The raccoon nodded and pulled the door shut behind him before he could say anything else beastly. The room proved no more than a prayer cell, marked with symbols for each Lothanasi deity with various coloured paints. As he straightened out his garments he pondered them, knowing that each was more than a few scribbled lines. They pointed to tangible, communicable powers each with independent spheres of influence. Were they gods in the sense he understood Eli and Yahshua? No. But they were still powers capable of bringing aid to mankind.
A few minutes later, the predicted acolyte, a young woman whose satisfied voice grated on the raccoon’s ears entered. “Good morning, Priestess. Shall I see to your arrangements this day?”
“Thank you, Thelina, but I only require an extra serving with my morning meal. I am very hungry today. For fish I think.” Where Nylene had been gracious and gentle, now he heard a note of tightness in her voice.
“You will take your meal in your chambers of course?” Thelina asked, though Elvmere could tell is was not truly a question.
“Of course. Thank you for your consideration, Thelina.” With that the acolyte left. Elvmere continued to wait, knowing she would return soon. He took that time to arrange Akabaieth’s journals, making sure he had all of them still and that none were damaged.
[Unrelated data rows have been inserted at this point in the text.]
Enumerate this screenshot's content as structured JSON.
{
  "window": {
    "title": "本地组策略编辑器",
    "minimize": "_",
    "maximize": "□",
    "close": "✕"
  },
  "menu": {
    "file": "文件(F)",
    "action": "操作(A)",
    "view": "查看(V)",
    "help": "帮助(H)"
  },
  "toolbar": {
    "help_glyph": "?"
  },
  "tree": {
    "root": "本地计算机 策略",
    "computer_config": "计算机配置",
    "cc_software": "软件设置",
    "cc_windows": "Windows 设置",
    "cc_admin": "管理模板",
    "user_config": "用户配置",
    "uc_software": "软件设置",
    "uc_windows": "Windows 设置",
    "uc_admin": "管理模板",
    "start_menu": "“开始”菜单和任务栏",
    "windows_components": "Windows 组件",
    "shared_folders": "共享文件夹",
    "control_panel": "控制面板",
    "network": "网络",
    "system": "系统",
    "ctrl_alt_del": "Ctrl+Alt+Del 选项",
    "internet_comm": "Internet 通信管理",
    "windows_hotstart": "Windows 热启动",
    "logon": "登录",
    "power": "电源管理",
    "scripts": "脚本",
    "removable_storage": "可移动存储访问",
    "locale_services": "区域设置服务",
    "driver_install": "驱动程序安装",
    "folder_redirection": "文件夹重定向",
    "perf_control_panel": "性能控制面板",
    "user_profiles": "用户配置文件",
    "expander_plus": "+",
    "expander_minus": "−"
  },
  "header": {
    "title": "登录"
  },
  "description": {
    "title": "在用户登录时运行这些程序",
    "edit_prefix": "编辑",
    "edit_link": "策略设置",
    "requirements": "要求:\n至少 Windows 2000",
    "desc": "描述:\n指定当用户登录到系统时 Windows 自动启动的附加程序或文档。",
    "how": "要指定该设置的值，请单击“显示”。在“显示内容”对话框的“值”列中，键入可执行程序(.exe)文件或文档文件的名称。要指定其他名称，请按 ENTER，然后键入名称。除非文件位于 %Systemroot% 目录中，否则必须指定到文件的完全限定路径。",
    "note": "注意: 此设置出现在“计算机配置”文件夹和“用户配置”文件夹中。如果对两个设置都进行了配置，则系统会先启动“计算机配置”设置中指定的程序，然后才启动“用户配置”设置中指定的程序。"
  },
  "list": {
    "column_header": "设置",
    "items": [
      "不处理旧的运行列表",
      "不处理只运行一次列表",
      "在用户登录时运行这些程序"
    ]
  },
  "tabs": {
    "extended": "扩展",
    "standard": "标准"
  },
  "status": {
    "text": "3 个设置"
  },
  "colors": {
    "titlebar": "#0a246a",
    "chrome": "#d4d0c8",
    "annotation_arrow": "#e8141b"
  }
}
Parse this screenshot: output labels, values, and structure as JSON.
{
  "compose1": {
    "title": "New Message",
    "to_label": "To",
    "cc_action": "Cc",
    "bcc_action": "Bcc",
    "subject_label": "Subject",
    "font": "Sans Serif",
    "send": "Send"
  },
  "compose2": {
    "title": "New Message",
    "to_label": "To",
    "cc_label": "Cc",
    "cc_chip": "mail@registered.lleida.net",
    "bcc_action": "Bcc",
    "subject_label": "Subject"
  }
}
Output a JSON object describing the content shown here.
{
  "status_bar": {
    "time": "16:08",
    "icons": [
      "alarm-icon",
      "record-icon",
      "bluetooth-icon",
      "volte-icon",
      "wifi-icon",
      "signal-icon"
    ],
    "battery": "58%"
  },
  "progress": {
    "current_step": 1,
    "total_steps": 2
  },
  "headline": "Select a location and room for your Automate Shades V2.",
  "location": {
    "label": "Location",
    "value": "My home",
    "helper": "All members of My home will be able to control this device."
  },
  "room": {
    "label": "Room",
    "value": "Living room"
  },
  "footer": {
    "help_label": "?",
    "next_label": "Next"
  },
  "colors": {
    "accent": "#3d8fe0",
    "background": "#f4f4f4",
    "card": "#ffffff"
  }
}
They’d seen a hard road in the many months since he’d discovered them in the wreckage of a smashed wagon at the bottom of a hill near Metamor. He’d only just joined Malger and Murikeer’s company then. What would they think if they saw him now?
More importantly, what had happened to them? Had Murikeer found his father’s grave? Had Malger returned to his homeland? He missed the days of their journey together.
Thelina’s return broke his reverie. “Your morning meal, Priestess.” Something in her voice struck him as wrong. No servant spoke in so haughty a way to their superiors.
“Thank you, Thelina. I have no further need of you. See to your morning prayers.” Gentle, but still the matronly word of command filled her voice.
“But will you not need assistance with your own prayers, Priestess?”
“No, I prefer solitude this day. You should enjoy the company of your fellow acolytes today.”
Elvmere wished he could see what transpired between the two. He could well imagine the look of frustration on a young woman’s face that must even now reside with Thelina. But the acolyte finally acceded to Nylene, a sombre irritation in her voice, “Of course, Priestess. I shall return when you have need of me.” A moment later, the far door shut.
“Elvmere, come join me.” Nylene stood next to a small knee-high table upon which rested a platter of fresh rye bread, a green apple, a stick of honey, a ewer of milk, and single filet of fried fish. His nose twitched at the piscine scent, his tail flicking back and forth in delight, but still he held back the beastly churr in his throat. She knelt down on one side, knees together, blue gown collecting around her feet. “Will it bother you to drink from the same cup as I?”
The raccoon-man cautiously left the cell, glancing furtively to either side, and knelt opposite the priestess. His tail curled atop his toes as he settled into an almost prayerful crouch. “If I am to learn your ways, will I not be drinking of the same cup as you? Why should we begin any different?”
Her smile brightened her face, banishing the darkness that Thelina’s intrusion had brought. “Then we shall begin your instruction with a prayer of thanks and blessing for our food.” Elvmere watched as she held out her hands, palms upraised, before the platter. He did likewise, revealing his sensitive black skin and short claws. “Great Kammoloth, king of the heavens, we thank you for this our morning meal.” She dipped her fingers into the cup and sprinkled a few drops into a bowl in the centre of the table. “As we share this food and this cup, we offer the first drops to you. May you bless this the meeting of our ways.”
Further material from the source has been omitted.